Aimed at making the cloud more data-friendly, IBM's new Data Science Experience is a native Apache Spark platform for data scientists and developers.

IBM big data

IBM has launched a new application for Apache Spark called the Data Science Experience, which the company is referring to as the first enterprise application for Apache Spark.

In an interview with eWEEK, Ritika Gunnar, vice president of Offering Management for IBM Analytics, described the new IBM Data Science Experience as a cloud-based development environment for real-time, high-performance analytics that gives data scientists and developers the ability to access and ingest vast amounts of data and deliver new business insights.

IBM made the announcement at Spark Summit 2016 in San Francisco. Last year at this event, IBM initiated a $300 million investment in making Spark the analytics operating system for the company’s big data efforts. This move builds on the $300 million investment. Gunnar would not put a price tag on this year’s launch, but said it was but a “drumbeat” among many more to come.

The new Data Science Experience will run on IBM’s Bluemix cloud development platform and will simplify the work of embedding data and machine learning into cloud applications, Gunnar said.

“We are enabling the data science community to build machine learning applications very efficiently by leveraging Spark,” Gunnar told eWEEK. “We made a big commitment last year into development resources and into investment in core open-source Apache Spark because we believed it was transforming how analytics were being run across businesses.

IBM not only put development investment into the open componentry itself, but over the past year, the company built well over 30 internal applications on Apache Spark, she said.

IBM interviewed a large number of data science professionals and concluded that data science as practiced today is an “individual sport,” Gunnar said. With the Data Science Experience, IBM is attempting to make it a team sport, she noted. This is particularly important as businesses try to use more forms of data across more parts of organizations to make faster, better business decisions.

There is a shortage of data science skills in the market today. Many people aspire to be data science professionals, and as a result, there is a huge need for them to be able to understand the science better using practical, real-world examples. IBM’s new project gives data science professionals the ability to learn, create and collaborate.
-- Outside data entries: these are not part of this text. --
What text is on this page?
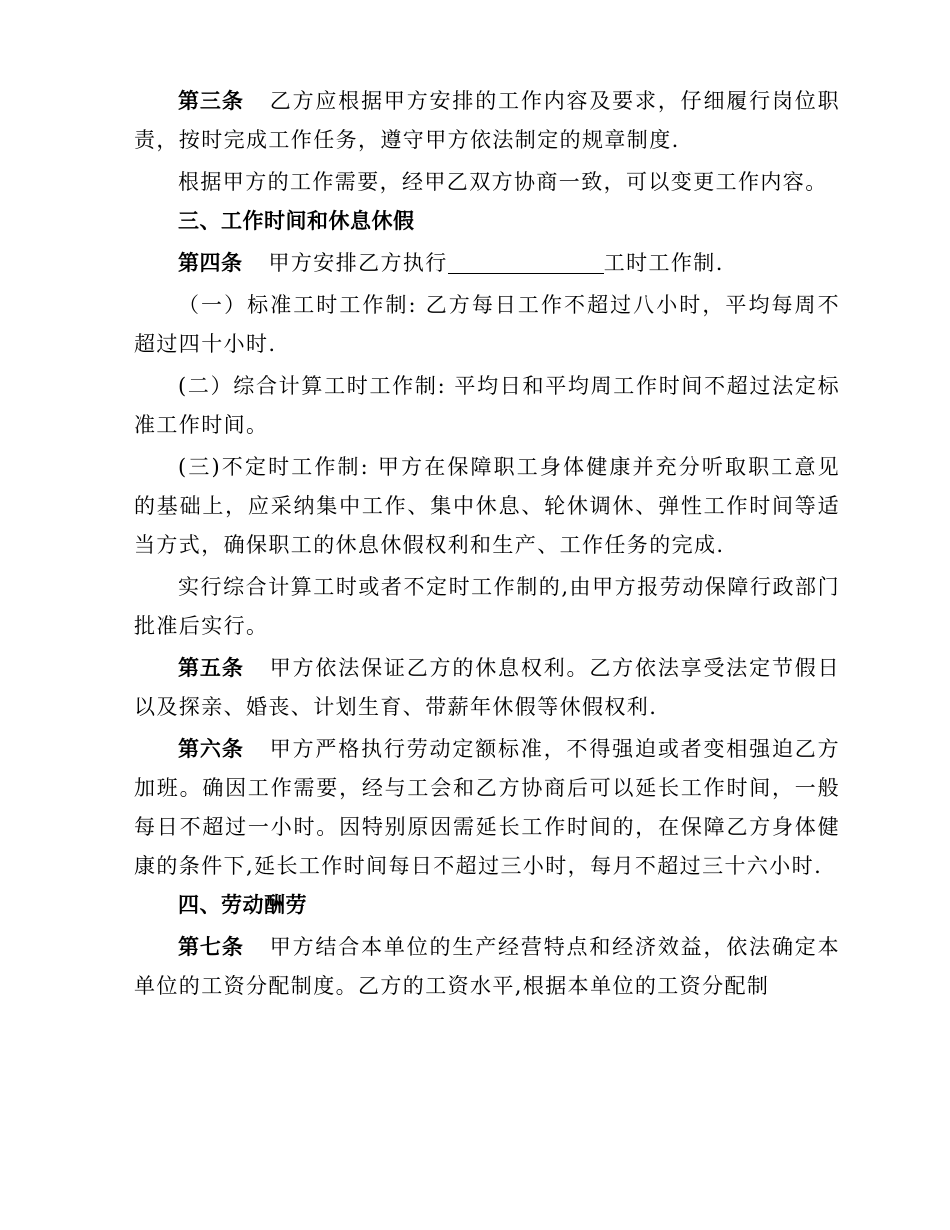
第三条 乙方应根据甲方安排的工作内容及要求，仔细履行岗位职责，按时完成工作任务，遵守甲方依法制定的规章制度.

根据甲方的工作需要，经甲乙双方协商一致，可以变更工作内容。

三、工作时间和休息休假

第四条 甲方安排乙方执行	工时工作制.

（一）标准工时工作制: 乙方每日工作不超过八小时，平均每周不超过四十小时.

(二）综合计算工时工作制: 平均日和平均周工作时间不超过法定标准工作时间。

(三)不定时工作制: 甲方在保障职工身体健康并充分听取职工意见的基础上，应采纳集中工作、集中休息、轮休调休、弹性工作时间等适当方式，确保职工的休息休假权利和生产、工作任务的完成.

实行综合计算工时或者不定时工作制的,由甲方报劳动保障行政部门批准后实行。

第五条 甲方依法保证乙方的休息权利。乙方依法享受法定节假日以及探亲、婚丧、计划生育、带薪年休假等休假权利.

第六条 甲方严格执行劳动定额标准，不得强迫或者变相强迫乙方加班。确因工作需要，经与工会和乙方协商后可以延长工作时间，一般每日不超过一小时。因特别原因需延长工作时间的，在保障乙方身体健康的条件下,延长工作时间每日不超过三小时，每月不超过三十六小时.

四、劳动酬劳

第七条 甲方结合本单位的生产经营特点和经济效益，依法确定本单位的工资分配制度。乙方的工资水平,根据本单位的工资分配制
So one of the first things the Data Science Experience provides is content to help data scientists understand what they need to know, and also provides a platform to help them create algorithms, solutions and insights that can be built on open tooling. The open nature of the project shows through here, because no matter what language the users learned on, IBM will help them get started creating insights from whatever data they have.

“And to make it a team sport, we enable you to share what you’ve learned or what you’ve built with the rest of the data science community through what we’re calling an exchange,” Gunnar said. “The Data Science Experience enables organizations to collaborate across what they build. Sharing and collaborating is a big part of what we do.”

The Data Science Experience brings together content, data, models, and open-source resources from IBM and others, including H2O, RStudio and Jupyter Notebooks on Apache Spark. Moreover, any model built in the Data Science Experience can be extended to real-world applications through IBM MobileFirst, the Web, IBM’s Internet of things (IoT) technology or IBM’s cognitive solutions.

In related news, IBM announced that it joined the R Consortium to advance the R programming language for data science applications. With that move, IBM is extending the agility of Spark to more than 2 million members of the R community through new contributions to SparkR, SparkSQL and Apache SparkML.